- Born: Elinor Alice Veilleux June 13, 1865 Irasburg, Vermont, United States
- Died: July 13, 1946 (aged 81) Honolulu, Territory of Hawaii
- Other name: Ma Boyle
- Education: Punahou School
- Occupations: Businesswoman, journalist
- Spouse(s): William Langton, James S. Boyle

= Elinor Langton-Boyle =

American businesswoman, journalist in Hawaii (1865–1946)

Elinor Alice Veilleux Langton–Boyle (née Elinor Alice Veilleux; June 13, 1865 – July 13, 1946), also known as Ma Boyle, was an American-born Hawaiian businesswoman and journalist, who operated the Paradise of the Pacific magazine from 1902 to 1944.

== Life and career ==

Elinor Alice Veilleux was born on June 13, 1865, in Irasburg, Vermont. She moved to Honolulu, Hawaii, in 1900.

While the magazine Paradise of the Pacific had been founded by King Kalākaua in 1888, Boyle-Langton and her husband, William Langton, took ownership and began publishing the paper four years after arrival in 1904. Even after the death of her husband in 1910, and during her second marriage to James S. Boyle, she continued to publish the paper until health issues (sustained from a fall) required she stop in 1944. After long serving as its proprietor, she sold the magazine to fourteen of its employees.

Her husband died in 1945, and she died on 13 July 1946, in her home in Honolulu. In death, the Honolulu Sunday Advertiser described her as kamaʻāina, literally meaning a child of the land.

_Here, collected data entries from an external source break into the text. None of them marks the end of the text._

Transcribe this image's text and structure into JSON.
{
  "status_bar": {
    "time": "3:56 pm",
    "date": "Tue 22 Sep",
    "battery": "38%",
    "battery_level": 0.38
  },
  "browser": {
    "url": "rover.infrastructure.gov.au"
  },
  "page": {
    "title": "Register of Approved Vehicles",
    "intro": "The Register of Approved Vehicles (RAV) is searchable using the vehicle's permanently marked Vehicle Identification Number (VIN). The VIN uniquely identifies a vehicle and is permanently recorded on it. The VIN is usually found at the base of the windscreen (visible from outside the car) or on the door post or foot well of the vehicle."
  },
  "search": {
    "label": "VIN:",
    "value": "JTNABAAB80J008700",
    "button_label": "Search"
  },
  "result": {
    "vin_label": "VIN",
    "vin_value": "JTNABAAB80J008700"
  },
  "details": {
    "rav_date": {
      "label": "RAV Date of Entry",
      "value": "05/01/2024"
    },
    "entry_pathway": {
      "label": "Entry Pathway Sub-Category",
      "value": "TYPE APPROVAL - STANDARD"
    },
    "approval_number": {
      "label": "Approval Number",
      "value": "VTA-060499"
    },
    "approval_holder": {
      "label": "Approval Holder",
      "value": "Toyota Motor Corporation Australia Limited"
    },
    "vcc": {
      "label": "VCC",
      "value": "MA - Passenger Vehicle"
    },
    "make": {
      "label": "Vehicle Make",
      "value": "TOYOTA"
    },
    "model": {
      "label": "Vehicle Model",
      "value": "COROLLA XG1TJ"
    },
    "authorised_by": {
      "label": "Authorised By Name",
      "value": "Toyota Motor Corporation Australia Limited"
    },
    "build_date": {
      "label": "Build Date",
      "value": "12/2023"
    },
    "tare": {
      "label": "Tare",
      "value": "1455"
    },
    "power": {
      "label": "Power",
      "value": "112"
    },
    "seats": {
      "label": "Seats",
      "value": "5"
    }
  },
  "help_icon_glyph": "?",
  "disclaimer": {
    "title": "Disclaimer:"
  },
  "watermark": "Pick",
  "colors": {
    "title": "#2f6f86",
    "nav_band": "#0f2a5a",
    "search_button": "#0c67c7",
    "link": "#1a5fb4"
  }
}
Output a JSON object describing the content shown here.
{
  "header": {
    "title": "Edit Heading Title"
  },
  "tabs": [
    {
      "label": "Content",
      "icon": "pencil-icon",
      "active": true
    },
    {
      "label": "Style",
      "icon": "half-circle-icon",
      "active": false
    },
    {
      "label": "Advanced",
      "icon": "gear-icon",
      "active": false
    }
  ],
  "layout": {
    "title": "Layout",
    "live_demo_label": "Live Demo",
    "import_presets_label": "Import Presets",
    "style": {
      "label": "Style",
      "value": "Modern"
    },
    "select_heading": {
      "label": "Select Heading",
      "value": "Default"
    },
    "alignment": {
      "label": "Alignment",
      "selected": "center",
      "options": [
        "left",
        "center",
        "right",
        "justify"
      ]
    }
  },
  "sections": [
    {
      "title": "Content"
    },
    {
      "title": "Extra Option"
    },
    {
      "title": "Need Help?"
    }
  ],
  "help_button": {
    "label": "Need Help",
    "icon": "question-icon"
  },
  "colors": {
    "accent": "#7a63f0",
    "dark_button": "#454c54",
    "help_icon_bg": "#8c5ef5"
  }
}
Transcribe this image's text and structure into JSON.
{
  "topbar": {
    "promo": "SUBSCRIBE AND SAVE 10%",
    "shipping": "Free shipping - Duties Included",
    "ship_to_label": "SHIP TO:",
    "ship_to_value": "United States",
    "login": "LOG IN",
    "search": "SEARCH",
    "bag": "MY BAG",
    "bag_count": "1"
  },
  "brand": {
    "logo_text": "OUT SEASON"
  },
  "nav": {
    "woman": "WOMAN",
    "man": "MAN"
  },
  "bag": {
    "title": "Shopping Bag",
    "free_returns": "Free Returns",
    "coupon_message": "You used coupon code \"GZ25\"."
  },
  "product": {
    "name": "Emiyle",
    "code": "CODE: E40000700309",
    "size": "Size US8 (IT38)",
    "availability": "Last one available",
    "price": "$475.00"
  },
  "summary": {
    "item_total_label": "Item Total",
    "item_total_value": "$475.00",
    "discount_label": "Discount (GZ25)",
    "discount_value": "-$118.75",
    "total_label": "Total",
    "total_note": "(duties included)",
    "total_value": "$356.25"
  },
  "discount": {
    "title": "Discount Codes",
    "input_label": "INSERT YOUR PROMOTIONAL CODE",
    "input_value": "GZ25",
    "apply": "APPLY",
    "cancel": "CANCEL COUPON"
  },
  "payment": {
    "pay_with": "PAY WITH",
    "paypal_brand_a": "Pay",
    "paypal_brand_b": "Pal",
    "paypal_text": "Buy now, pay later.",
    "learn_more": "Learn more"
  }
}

As the owner of the magazine, it circulated widely both inside and outside of Hawaii. Described by a contemporary of hers, Maile Kearns, as a "pioneer" in color reproductions of artwork for magazines, she routinely solicited artists to create color covers for the magazine (often reproductions) and selected them herself: For Kearns, this was a defining element of Boyle-Langton's ownership of the magazine. Under her leadership, the magazine was largely full of color, and it devoted significant attention to topics relevant to Hawaii. At one point, Paradise of the Pacific may have been among the largest printing plants owned and run by a woman in the United States.